McCain slams Obama ‘success story’ in Yemen
Sen. John McCain (R-Ariz.) slammed President Obama’s counterterrorism strategy in Yemen on Monday, as Shiite rebels took over state media.
“More problems in Pres Obama’s anti-terror ‘success story,'” he tweeted Monday. “Houthi rebels seize #Yemen state media, battle soldiers.”
{mosads}On Monday, Shiite rebels known as the Houthis clashed in Sana’a, the Yemeni capital, with government security forces, according to The Associated Press.
“This is a step toward a coup and it is targeting the state’s legitimacy,” Yemeni Information Minister Nadia Sakkaf told the AP.
The clashes are taking place days after the group abducted the president’s chief of staff. The rebels captured the capital in September, and have threatened Yemeni President Abed Rabbo Mansour Hadi’s grip since.
The government’s fall could risk the United States’s ability to continue its counterterrorism efforts against al Qaeda and the Arabian Peninsula, which is seen as al Qaeda’s most dangerous affiliate.
Obama touted Yemen in September as an example of a counterterrorism success story and a model for the U.S.-led war against the Islamic State in Iraq and Syria.
“This strategy of taking out terrorists who threaten us, while supporting partners on the front lines, is one that we have successfully pursued in Yemen and Somalia for years,” the president said on Sept. 10.
However, since then, violence in the capital has worsened.
Army Gen. Lloyd Austin, commander of U.S. Central Command, warned in November at the Atlantic Council that the U.S. “is in danger of losing a key partner in our counterterrorism fight.”
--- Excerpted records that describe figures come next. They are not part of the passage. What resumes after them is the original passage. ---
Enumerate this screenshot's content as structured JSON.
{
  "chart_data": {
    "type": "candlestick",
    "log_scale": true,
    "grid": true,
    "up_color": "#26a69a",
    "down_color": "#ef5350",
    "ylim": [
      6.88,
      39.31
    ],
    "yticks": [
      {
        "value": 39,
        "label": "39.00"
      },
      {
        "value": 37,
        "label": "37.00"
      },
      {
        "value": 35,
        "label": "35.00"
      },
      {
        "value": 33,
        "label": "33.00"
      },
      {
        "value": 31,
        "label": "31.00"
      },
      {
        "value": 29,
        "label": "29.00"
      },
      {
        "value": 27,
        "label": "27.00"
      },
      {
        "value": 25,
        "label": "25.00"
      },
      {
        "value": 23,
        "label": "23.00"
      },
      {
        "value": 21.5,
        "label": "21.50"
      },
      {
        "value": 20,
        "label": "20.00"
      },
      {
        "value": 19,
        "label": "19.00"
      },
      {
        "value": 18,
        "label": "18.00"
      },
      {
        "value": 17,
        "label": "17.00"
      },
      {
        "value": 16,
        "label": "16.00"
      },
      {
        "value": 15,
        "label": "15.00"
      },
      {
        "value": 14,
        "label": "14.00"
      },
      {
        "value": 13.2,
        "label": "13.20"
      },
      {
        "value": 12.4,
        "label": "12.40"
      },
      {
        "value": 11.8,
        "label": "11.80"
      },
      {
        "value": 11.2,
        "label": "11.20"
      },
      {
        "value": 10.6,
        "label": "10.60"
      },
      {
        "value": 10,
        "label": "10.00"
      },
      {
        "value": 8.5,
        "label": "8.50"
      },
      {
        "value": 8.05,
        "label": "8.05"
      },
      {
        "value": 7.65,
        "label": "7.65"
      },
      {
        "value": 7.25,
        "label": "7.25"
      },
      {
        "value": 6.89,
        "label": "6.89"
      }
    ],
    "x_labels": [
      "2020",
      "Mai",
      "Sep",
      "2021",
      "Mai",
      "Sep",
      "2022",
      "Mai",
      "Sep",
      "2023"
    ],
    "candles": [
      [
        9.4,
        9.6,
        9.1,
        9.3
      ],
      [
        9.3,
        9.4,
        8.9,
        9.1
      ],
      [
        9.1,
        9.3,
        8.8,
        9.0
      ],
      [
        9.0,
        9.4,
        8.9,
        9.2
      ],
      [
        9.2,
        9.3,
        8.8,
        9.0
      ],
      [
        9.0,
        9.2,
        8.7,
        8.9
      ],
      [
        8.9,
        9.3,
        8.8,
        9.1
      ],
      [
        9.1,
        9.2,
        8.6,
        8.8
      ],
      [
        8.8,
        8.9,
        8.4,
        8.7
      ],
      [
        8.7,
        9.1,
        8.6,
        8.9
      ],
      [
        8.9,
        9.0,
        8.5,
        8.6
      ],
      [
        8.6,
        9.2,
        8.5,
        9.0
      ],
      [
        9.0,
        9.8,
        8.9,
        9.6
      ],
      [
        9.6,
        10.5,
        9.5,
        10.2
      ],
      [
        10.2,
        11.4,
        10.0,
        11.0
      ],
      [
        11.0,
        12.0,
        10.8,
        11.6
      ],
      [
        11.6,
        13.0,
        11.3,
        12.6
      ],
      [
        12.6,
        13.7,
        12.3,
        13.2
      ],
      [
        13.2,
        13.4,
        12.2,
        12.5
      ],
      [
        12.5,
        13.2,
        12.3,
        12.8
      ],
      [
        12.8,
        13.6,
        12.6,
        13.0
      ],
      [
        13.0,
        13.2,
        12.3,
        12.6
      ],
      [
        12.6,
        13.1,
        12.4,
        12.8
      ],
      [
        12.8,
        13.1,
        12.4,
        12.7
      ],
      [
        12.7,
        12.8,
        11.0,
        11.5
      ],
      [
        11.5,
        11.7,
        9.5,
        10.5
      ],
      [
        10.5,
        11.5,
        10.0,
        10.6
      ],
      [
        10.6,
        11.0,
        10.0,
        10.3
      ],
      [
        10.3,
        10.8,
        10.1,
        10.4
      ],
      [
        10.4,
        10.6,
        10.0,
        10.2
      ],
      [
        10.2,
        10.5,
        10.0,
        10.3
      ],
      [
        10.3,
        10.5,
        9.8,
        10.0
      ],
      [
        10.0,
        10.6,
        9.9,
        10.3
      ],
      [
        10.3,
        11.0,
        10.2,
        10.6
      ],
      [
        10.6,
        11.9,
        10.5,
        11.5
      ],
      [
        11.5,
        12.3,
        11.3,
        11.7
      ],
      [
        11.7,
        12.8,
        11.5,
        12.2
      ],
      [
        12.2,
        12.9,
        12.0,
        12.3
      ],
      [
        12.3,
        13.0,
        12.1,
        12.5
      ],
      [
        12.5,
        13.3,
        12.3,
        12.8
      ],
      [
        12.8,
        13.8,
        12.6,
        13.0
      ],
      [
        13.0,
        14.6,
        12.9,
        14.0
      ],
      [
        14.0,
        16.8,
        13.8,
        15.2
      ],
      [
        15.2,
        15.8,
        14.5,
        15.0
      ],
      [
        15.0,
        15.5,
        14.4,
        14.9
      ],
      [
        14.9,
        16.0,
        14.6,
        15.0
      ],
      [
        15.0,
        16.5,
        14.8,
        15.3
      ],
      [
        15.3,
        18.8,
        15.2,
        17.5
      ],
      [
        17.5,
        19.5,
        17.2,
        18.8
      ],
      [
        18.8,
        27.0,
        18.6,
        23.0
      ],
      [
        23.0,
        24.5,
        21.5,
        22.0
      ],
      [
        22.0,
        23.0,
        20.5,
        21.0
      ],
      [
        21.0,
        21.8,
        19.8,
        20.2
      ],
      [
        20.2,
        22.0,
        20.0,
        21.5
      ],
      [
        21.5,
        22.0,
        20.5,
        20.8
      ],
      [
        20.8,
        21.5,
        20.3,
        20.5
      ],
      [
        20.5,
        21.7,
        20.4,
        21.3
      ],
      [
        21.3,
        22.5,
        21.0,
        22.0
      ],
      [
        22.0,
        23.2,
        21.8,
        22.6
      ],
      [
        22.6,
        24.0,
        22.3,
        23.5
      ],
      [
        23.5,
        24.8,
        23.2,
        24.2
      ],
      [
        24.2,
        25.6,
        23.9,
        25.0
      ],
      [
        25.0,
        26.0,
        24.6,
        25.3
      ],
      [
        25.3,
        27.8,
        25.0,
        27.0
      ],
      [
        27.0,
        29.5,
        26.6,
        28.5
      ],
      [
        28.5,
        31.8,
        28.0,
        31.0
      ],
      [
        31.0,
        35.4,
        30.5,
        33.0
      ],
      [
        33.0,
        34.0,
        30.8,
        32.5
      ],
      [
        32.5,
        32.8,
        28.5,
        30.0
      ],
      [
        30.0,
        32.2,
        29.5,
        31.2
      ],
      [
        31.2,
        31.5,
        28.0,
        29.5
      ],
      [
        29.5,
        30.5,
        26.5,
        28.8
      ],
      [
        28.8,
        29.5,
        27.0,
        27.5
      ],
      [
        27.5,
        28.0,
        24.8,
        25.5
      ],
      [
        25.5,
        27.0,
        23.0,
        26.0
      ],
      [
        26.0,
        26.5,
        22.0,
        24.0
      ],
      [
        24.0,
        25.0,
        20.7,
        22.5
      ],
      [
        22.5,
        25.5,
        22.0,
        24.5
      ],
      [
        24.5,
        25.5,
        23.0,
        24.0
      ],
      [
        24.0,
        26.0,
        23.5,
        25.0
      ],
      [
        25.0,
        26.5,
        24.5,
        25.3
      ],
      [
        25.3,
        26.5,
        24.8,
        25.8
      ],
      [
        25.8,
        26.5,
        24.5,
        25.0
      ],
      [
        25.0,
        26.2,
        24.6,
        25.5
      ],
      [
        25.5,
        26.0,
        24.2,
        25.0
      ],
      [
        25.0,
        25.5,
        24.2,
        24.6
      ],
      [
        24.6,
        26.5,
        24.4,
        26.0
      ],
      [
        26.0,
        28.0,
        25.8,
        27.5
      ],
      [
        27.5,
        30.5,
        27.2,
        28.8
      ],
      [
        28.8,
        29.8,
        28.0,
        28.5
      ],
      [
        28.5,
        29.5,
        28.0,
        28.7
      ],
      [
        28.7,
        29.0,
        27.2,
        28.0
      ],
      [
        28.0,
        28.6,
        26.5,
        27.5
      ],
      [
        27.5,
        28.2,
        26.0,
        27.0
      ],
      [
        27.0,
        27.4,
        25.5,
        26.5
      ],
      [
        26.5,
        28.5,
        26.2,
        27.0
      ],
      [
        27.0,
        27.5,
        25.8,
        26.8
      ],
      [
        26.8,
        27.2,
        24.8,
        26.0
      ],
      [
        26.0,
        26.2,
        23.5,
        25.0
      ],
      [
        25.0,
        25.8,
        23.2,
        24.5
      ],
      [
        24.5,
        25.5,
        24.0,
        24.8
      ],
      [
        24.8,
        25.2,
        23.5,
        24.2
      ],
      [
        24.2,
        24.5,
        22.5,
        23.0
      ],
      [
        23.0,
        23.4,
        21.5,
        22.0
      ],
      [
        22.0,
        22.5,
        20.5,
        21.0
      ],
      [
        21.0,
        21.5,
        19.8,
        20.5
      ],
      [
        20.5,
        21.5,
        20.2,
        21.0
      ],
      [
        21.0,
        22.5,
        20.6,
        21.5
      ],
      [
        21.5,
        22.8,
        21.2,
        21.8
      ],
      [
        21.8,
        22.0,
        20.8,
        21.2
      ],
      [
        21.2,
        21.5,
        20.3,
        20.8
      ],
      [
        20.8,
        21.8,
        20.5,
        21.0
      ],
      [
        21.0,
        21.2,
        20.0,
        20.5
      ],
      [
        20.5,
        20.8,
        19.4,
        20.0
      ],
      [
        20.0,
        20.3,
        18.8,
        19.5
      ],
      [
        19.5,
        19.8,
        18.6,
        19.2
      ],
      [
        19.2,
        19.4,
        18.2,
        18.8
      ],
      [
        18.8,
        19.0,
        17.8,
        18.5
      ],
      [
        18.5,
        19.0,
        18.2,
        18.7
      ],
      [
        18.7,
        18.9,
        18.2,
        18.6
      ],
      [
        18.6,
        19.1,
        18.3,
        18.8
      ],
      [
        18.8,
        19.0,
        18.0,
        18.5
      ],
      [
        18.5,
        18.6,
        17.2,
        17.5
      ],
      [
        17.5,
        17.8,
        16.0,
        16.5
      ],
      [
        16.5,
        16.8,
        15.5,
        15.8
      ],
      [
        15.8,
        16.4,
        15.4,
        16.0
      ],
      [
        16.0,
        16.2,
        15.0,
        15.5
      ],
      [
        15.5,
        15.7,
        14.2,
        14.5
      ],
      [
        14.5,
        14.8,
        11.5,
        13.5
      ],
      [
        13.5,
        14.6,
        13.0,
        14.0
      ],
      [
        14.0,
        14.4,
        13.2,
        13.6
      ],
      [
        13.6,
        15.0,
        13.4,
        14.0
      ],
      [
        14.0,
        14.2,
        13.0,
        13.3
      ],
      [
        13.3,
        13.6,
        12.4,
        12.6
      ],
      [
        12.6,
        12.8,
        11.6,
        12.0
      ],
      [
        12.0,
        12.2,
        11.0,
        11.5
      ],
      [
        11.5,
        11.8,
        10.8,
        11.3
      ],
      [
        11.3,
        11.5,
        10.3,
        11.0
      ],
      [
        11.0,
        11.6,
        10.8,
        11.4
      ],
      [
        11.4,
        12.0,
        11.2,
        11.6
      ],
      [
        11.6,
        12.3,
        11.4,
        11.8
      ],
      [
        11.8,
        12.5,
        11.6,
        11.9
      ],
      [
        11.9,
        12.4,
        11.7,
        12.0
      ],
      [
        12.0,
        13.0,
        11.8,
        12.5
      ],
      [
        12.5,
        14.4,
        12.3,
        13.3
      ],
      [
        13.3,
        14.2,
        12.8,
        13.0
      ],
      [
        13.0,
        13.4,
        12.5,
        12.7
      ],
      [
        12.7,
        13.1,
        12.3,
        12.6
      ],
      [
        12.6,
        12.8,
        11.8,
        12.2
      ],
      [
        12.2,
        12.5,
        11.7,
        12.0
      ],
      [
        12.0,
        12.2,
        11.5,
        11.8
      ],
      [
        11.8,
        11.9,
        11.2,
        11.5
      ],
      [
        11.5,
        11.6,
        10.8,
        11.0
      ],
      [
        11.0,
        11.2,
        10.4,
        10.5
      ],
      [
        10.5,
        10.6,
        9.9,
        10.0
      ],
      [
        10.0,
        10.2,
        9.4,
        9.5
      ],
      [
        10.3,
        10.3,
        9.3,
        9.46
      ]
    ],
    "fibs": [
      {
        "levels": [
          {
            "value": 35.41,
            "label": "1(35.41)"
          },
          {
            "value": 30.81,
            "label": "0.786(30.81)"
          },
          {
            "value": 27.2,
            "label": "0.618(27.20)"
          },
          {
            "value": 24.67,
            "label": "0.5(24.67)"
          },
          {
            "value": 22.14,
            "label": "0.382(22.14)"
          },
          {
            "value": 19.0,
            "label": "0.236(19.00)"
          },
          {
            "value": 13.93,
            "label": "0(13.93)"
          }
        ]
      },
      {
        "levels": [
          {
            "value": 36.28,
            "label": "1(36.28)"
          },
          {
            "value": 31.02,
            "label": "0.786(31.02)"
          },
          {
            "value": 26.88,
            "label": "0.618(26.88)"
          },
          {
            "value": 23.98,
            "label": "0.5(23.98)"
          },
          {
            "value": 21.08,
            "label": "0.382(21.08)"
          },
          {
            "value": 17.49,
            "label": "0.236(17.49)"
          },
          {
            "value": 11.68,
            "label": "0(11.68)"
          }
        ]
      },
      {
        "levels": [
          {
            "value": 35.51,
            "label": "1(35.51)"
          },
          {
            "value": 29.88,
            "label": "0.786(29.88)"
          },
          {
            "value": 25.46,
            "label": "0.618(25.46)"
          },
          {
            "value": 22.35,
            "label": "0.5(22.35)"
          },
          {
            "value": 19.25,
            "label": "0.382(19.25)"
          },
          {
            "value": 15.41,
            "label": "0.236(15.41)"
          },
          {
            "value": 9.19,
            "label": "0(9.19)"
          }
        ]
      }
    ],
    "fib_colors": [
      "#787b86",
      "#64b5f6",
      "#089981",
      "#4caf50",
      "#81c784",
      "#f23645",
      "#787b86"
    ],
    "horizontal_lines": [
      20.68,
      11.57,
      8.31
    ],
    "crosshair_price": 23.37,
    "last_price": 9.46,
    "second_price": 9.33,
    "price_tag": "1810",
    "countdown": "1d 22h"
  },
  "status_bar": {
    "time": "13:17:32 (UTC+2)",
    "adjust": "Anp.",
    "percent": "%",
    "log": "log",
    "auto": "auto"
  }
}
Public attention has refocused on Yemen, after U.S. and Western authorities discovered that at least one of the terrorist attackers of Paris newspaper Charlie Hebdo trained in Yemen with al Qaeda in the Arabian Peninsula.
The group has claimed responsibility for orchestrating the attack, although some experts remain skeptical.
Violence in Yemen also complicates any potential return of the approximately 80 Yemeni detainees remaining at the U.S.’s Guantánamo Bay detention facility in Cuba. About 50 of them have been cleared for release, but if the Yemeni government is unable to monitor them, they would have to go to a third country willing to accept them.